Stabilizing air dampers for hovering aerial robotics: design, insect-scale flight tests, and scaling

Autonomous Robots - Tập 41 Số 8 - Trang 1555-1573 - 2017
Fuller, Sawyer B.1,2,3, Teoh, Zhi Ern2,3, Chirarattananon, Pakpong4, Pérez-Arancibia, Néstor O.5, Greenberg, Jack6, Wood, Robert J.2,3
1Department of Mechanical Engineering, University of Washington, Seattle, USA
2School of Engineering and Applied Sciences, Harvard University, Cambridge, USA
3The Wyss Institute for Biologically Inspired Engineering, Harvard University, Boston, USA
4Department of Mechanical and Biomedical Engineering, The City University of Hong Kong, Kowloon, Hong Kong
5Department of Aerospace and Mechanical Engineering, University of Southern California, Los Angeles, USA
6Google Inc., Mountain View, USA

Tóm tắt

Most hovering aircraft such as helicopters and animal-inspired flapping-wing flyers are dynamically unstable in flight, quickly tumbling in the absence of feedback control. The addition of feedback loops can stabilize, but at the cost of additional sensing and actuation components. This can add expense, weight, and complexity. An alternative to feedback is the use of passive mechanisms such as aerodynamic drag to stabilize attitude.
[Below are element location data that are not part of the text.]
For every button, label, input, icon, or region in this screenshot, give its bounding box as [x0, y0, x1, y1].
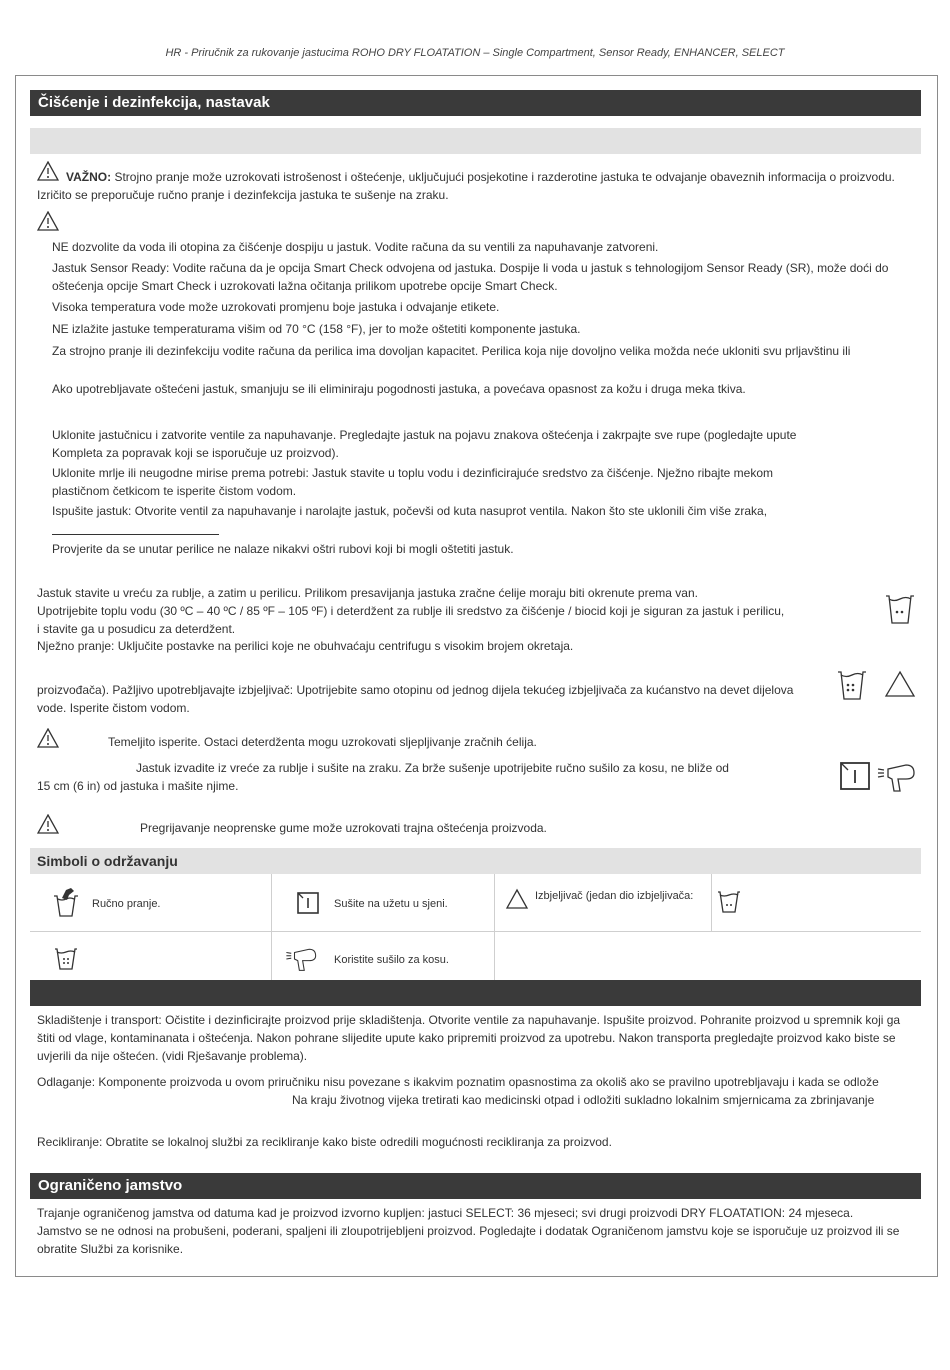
table-divider: [711, 874, 712, 931]
table-divider: [494, 874, 495, 980]
check-washer-note: Provjerite da se unutar perilice ne nalaze nikakvi oštri rubovi koji bi mogli oštetiti jastuk.: [52, 542, 514, 556]
section-subtitle-bar: [30, 128, 921, 154]
warranty-line: obratite Službi za korisnike.: [37, 1242, 184, 1256]
bleach-label: Izbjeljivač (jedan dio izbjeljivača:: [535, 890, 694, 902]
line-dry-shade-icon: [839, 761, 871, 796]
warranty-line: Jamstvo se ne odnosi na probušeni, poderani, spaljeni ili zloupotrijebljeni proizvod. Pogledajte i dodatak Ograničenom jamstvu koje se isporučuje uz proizvod ili se: [37, 1224, 900, 1238]
damaged-cushion-note: Ako upotrebljavate oštećeni jastuk, smanjuju se ili eliminiraju pogodnosti jastuka, a povećava opasnost za kožu i druga meka tkiva.: [52, 382, 746, 396]
table-divider: [30, 931, 921, 932]
hair-dryer-icon: [876, 761, 916, 798]
warning-line: NE izlažite jastuke temperaturama višim od 70 °C (158 °F), jer to može oštetiti komponente jastuka.: [52, 322, 581, 336]
step-line: Uklonite mrlje ili neugodne mirise prema potrebi: Jastuk stavite u toplu vodu i dezinficirajuće sredstvo za čišćenje. Nježno ribajte mekom: [52, 466, 773, 480]
important-text: Strojno pranje može uzrokovati istrošenost i oštećenje, uključujući posjekotine i razderotine jastuka te odvajanje obaveznih informacija o proizvodu.: [114, 170, 895, 184]
step-line: Uklonite jastučnicu i zatvorite ventile za napuhavanje. Pregledajte jastuk na pojavu znakova oštećenja i zakrpajte sve rupe (pogledajte upute: [52, 428, 797, 442]
warranty-line: Trajanje ograničenog jamstva od datuma kad je proizvod izvorno kupljen: jastuci SELECT: 36 mjeseci; svi drugi proizvodi DRY FLOATATION: 24 mjeseca.: [37, 1206, 854, 1220]
overheat-note: Pregrijavanje neoprenske gume može uzrokovati trajna oštećenja proizvoda.: [140, 821, 547, 835]
step-line: plastičnom četkicom te isperite čistom vodom.: [52, 484, 297, 498]
warning-icon: [37, 211, 59, 236]
document-header: HR - Priručnik za rukovanje jastucima ROHO DRY FLOATATION – Single Compartment, Sensor Ready, ENHANCER, SELECT: [165, 47, 785, 59]
warning-line: Jastuk Sensor Ready: Vodite računa da je opcija Smart Check odvojena od jastuka. Dospije li voda u jastuk s tehnologijom Sensor Ready (SR), može doći do: [52, 261, 889, 275]
section-title: Čišćenje i dezinfekcija, nastavak: [30, 90, 921, 116]
bleach-triangle-icon: [505, 888, 529, 915]
warranty-title: Ograničeno jamstvo: [30, 1173, 921, 1199]
dry-line: 15 cm (6 in) od jastuka i mašite njime.: [37, 779, 239, 793]
hair-dryer-label: Koristite sušilo za kosu.: [334, 954, 449, 966]
bleach-line: vode. Isperite čistom vodom.: [37, 701, 190, 715]
wash-40-icon: [836, 668, 868, 707]
step-line: Kompleta za popravak koji se isporučuje uz proizvod).: [52, 446, 339, 460]
bleach-line: proizvođača). Pažljivo upotrebljavajte izbjeljivač: Upotrijebite samo otopinu od jednog dijela tekućeg izbjeljivača za kućanstvo na devet dijelova: [37, 683, 794, 697]
divider: [52, 534, 219, 535]
warning-line: Za strojno pranje ili dezinfekciju vodite računa da perilica ima dovoljan kapacitet. Perilica koja nije dovoljno velika možda neće ukloniti svu prljavštinu ili: [52, 344, 851, 358]
wash-line: Upotrijebite toplu vodu (30 ºC – 40 ºC / 85 ºF – 105 ºF) i deterdžent za rublje ili sredstvo za čišćenje / biocid koji je siguran za jastuk i perilicu,: [37, 604, 785, 618]
wash-line: i stavite ga u posudicu za deterdžent.: [37, 622, 236, 636]
wash-40-icon: [54, 946, 78, 977]
rinse-note: Temeljito isperite. Ostaci deterdženta mogu uzrokovati sljepljivanje zračnih ćelija.: [108, 735, 537, 749]
disposal-line: Na kraju životnog vijeka tretirati kao medicinski otpad i odložiti sukladno lokalnim smjernicama za zbrinjavanje: [292, 1093, 875, 1107]
important-note: [66, 168, 926, 186]
hand-wash-icon: [52, 886, 80, 923]
wash-30-icon: [884, 592, 916, 631]
wash-30-icon: [717, 889, 741, 920]
hand-wash-label: Ručno pranje.: [92, 898, 161, 910]
warning-line: NE dozvolite da voda ili otopina za čišćenje dospiju u jastuk. Vodite računa da su ventili za napuhavanje zatvoreni.: [52, 240, 659, 254]
warning-icon: [37, 814, 59, 839]
dry-line: Jastuk izvadite iz vreće za rublje i sušite na zraku. Za brže sušenje upotrijebite ručno sušilo za kosu, ne bliže od: [136, 761, 729, 775]
storage-line: uvjerili da nije oštećen. (vidi Rješavanje problema).: [37, 1049, 308, 1063]
line-dry-label: Sušite na užetu u sjeni.: [334, 898, 448, 910]
warning-line: Visoka temperatura vode može uzrokovati promjenu boje jastuka i odvajanje etikete.: [52, 300, 500, 314]
disposal-line: Odlaganje: Komponente proizvoda u ovom priručniku nisu povezane s ikakvim poznatim opasnostima za okoliš ako se pravilno upotrebljavaju i kada se odlože: [37, 1075, 879, 1089]
wash-line: Jastuk stavite u vreću za rublje, a zatim u perilicu. Prilikom presavijanja jastuka zračne ćelije moraju biti okrenute prema van.: [37, 586, 698, 600]
warning-icon: [37, 161, 59, 186]
important-text-2: Izričito se preporučuje ručno pranje i dezinfekcija jastuka te sušenje na zraku.: [37, 188, 449, 202]
hair-dryer-icon: [284, 946, 318, 977]
important-label: VAŽNO:: [66, 170, 112, 184]
table-divider: [271, 874, 272, 980]
wash-line: Nježno pranje: Uključite postavke na perilici koje ne obuhvaćaju centrifugu s visokim brojem okretaja.: [37, 639, 574, 653]
storage-section-bar: [30, 980, 921, 1006]
recycling-note: Recikliranje: Obratite se lokalnoj službi za recikliranje kako biste odredili mogućnosti recikliranja za proizvod.: [37, 1135, 612, 1149]
bleach-triangle-icon: [884, 670, 916, 703]
storage-line: Skladištenje i transport: Očistite i dezinficirajte proizvod prije skladištenja. Otvorite ventile za napuhavanje. Ispušite proizvod. Pohranite proizvod u spremnik koji ga: [37, 1013, 901, 1027]
line-dry-shade-icon: [296, 891, 320, 920]
warning-icon: [37, 728, 59, 753]
symbols-title: Simboli o održavanju: [30, 848, 921, 874]
step-line: Ispušite jastuk: Otvorite ventil za napuhavanje i narolajte jastuk, počevši od kuta nasuprot ventila. Nakon što ste uklonili čim više zraka,: [52, 504, 768, 518]
warning-line: oštećenja opcije Smart Check i uzrokovati lažna očitanja prilikom upotrebe opcije Smart Check.: [52, 279, 558, 293]
storage-line: štiti od vlage, kontaminanata i oštećenja. Nakon pohrane slijedite upute kako pripremiti proizvod za upotrebu. Nakon transporta pregledajte proizvod kako biste se: [37, 1031, 896, 1045]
Previous work has suggested that small aircraft can be stabilized by adding air dampers above and below the center of mass. We present flight tests of an insect-scale robot operating under this principle. When controlled to a constant altitude, it remains stably upright while undergoing cyclic attitude oscillations. To characterize these oscillations, we present a nonlinear analytic model derived from first principles that reproduces the observed behavior. Using numerical simulation, we analyze how changing damper size, position, mass, and midpoint offset affect these oscillations, building on previous work that considered only a single configuration. Our results indicate that only by increasing damper size can lateral oscillation amplitude be significantly reduced, at the cost of increased damper mass. Additionally, we show that as scale diminishes, the damper size must get relatively larger. This suggests that smaller damper-equipped robots must operate in low-wind areas or in boundary-layer flow near surfaces.